Winter's here, and that means one thing — it's time to pack your poles and embark on your next ski trip. If you do, you're not alone: more Brits are taking ski trips every winter, frequenting not just UK slopes in the Cairngorms and Glencoe but also American resorts in states like Colorado and New Hampshire.
Once you hit the slopes, though, you won't want to mar your potentially amazing experiences by running into eye injuries. Skiing makes you especially vulnerable to snow blindness, a temporary yet painful condition that the College of Optometrists notes occurs when an excessive amount of the sun's glare bounces off snow and into your eyes. For this reason, it's recommended you wear protective snow goggles while skiing.
However, cheap ones won't cut it. You need to consider a lot of factors to ensure your goggles both do their job and suit your specific needs and preferences.

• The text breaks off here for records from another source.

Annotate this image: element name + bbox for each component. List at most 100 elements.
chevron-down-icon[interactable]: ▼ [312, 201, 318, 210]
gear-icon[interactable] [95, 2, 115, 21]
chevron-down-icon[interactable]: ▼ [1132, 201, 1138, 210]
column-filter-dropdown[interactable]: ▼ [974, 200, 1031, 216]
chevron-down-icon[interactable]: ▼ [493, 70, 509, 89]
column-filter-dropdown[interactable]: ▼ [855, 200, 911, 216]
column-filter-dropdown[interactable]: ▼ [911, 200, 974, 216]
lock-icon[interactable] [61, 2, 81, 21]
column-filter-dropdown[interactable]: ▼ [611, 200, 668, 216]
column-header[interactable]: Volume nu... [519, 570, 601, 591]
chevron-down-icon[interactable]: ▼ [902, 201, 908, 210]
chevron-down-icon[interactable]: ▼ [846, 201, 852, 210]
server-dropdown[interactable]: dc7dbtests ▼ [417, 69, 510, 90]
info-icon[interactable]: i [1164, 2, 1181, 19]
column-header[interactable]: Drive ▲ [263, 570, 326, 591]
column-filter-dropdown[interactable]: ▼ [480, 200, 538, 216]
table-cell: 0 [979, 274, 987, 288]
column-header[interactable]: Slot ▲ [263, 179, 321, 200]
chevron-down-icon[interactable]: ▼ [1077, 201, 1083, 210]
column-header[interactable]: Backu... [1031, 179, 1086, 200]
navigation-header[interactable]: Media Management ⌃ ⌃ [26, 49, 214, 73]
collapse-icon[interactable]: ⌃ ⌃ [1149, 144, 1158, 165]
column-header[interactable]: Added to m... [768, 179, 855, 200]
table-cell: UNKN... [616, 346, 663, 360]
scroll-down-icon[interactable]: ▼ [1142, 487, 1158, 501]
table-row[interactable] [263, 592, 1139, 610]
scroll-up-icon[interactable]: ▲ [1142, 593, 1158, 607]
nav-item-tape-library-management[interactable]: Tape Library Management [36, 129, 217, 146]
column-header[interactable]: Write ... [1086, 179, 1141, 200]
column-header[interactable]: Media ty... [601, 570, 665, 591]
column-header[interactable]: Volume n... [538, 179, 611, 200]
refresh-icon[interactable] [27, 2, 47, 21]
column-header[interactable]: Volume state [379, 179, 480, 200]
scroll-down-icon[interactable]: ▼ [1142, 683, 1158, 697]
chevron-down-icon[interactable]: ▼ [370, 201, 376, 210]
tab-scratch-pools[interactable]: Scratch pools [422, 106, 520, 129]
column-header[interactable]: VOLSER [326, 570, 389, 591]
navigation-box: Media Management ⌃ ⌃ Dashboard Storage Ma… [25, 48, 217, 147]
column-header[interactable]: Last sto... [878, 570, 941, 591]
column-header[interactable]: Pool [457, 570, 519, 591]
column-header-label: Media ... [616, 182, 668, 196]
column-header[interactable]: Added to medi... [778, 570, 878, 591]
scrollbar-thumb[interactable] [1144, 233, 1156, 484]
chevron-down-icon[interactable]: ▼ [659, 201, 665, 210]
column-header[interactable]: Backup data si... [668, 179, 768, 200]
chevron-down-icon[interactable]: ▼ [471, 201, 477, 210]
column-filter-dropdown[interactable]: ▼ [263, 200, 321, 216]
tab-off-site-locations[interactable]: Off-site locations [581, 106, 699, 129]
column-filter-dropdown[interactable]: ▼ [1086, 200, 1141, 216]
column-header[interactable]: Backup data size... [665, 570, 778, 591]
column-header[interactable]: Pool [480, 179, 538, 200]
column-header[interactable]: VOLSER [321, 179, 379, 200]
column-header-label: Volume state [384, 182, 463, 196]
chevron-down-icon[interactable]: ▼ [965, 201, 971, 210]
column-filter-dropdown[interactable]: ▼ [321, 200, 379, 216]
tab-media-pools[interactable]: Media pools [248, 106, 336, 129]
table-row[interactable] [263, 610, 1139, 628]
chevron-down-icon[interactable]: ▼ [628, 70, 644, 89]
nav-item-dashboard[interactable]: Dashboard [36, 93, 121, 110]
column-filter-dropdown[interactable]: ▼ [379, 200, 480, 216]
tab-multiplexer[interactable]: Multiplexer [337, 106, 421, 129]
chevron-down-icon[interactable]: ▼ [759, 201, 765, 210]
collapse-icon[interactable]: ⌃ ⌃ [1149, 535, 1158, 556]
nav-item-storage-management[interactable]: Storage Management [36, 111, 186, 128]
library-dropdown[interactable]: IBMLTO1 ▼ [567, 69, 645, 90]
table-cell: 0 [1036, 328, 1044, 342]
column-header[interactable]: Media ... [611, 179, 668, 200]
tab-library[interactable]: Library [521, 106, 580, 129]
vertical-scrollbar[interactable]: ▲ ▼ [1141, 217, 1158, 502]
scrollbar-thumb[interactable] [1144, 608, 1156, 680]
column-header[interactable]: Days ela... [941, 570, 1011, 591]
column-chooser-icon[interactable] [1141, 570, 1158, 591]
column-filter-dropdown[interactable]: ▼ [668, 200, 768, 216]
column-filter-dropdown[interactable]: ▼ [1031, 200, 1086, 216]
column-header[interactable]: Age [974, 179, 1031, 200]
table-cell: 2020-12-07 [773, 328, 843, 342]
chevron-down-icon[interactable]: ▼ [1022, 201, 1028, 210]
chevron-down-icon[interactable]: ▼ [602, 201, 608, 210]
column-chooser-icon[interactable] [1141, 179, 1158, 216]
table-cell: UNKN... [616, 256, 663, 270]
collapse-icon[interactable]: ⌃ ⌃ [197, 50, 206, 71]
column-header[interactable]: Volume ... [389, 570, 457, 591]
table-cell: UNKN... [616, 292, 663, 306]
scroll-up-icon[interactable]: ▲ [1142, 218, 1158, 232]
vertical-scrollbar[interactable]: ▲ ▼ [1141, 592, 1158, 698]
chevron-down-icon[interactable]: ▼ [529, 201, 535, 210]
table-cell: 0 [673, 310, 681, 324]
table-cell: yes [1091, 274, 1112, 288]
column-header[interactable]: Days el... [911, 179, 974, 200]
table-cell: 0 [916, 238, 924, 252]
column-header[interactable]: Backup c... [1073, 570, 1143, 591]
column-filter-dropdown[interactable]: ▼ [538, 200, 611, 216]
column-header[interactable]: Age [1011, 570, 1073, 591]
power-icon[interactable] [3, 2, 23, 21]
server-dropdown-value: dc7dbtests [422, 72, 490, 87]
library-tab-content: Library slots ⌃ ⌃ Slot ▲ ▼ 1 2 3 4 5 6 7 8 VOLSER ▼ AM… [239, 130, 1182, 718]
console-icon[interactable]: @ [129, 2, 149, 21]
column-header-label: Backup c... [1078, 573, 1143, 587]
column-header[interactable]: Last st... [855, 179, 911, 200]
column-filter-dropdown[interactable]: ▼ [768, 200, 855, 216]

To help you along, here's a quick guide on picking the best pair for your next winter outing.
Three key features to check for in snow goggle lenses are UV and glare protection, shape, and tint. 100% UV protection labels are essential to deter the long-term development of conditions like cataracts, while polarised lenses block horizontal light to cut glare and prevent snow blindness. The lens shape will determine the extent of your field of vision. Be sure to pick goggles with a spherical rather than cylindrical shape to ensure more effective glare reduction and better peripheral vision. If you'd like to invest in goggles so you can wear them for multiple winter seasons to come, consider paying extra to pick a lens tint that will improve visibility in specific skiing conditions. Light colours like gold and rose will work best on cloudy days, while darker shades like brown are ideal for when it's sunnier. Oakley ski goggles like the Flight Deck and Fall Line exemplify the kind of visual acuity you can achieve if you pick your lenses carefully. They come in varying tints depending on what you need, and both use spherical lens shapes for extreme peripheral vision. Meanwhile, their polarised lenses use Oakley's trademark PRIZM technology to ensure both glare reduction and improved colour and contrast. Be sure to pick goggles with lenses like these to guarantee clear vision on the slopes.
Frames and fit
It's crucial to ensure your snow goggles are comfortable to wear for long periods, are durable enough to withstand cold temperatures, and fit in with the rest of your winter attire. First, ensure they fit your face securely. Goggles brands often offer different sizes for men, women, kids, and even different ethnicities, with "Asian fits" designed to fit users with shallower nose bridges. Take advantage of this and try on as many pairs as possible to ensure a snug fit that doesn't sit uncomfortably tight on your face. When it comes to frame materials, look for a polyurethane composition that's flexible enough to last in cold weather. And if you're using a helmet, check if your goggles are compatible with them. The best way to ensure this is by buying both items from the same brand, with companies like Julbo Eyewear offering helmet-goggle bundles for your convenience. There are also some additional features you may want to ensure a better fit. That includes adjustable straps, over-the-glass frames that accommodate prescription glasses, and foam inserts that ensure outside elements don't enter the goggles.
In our post "Top tips for skiing with the family this winter," we noted ventilation as being extremely important in snow goggles. After all, fogging inside the goggles can be uncomfortable. It can also diminish your vision, putting you at risk of accidents on your outing. That said, be sure to check the edges of the goggles you want to buy. Manufacturers usually place venting holes here to ensure airflow and prevent fogging. Fancier goggles come with built-in fans to prevent moisture buildup inside the frames. However, you'll do just fine with snow goggles from Sungod. Its POW23 model, part of the brand's collaboration with Protect Our Winters, offers more than just a sustainable product: it comes with active anti-fog vents that are wider than the industry standard. By comparing snow goggles models, you can pinpoint unique features like this to get the best ventilation possible in the pair you buy.
If you're embarking on exciting winter outings this season, packing the proper eyewear will ensure eye injuries won't get in the way of your experience. Keep the above guidelines in mind to pick the best snow goggles for your needs.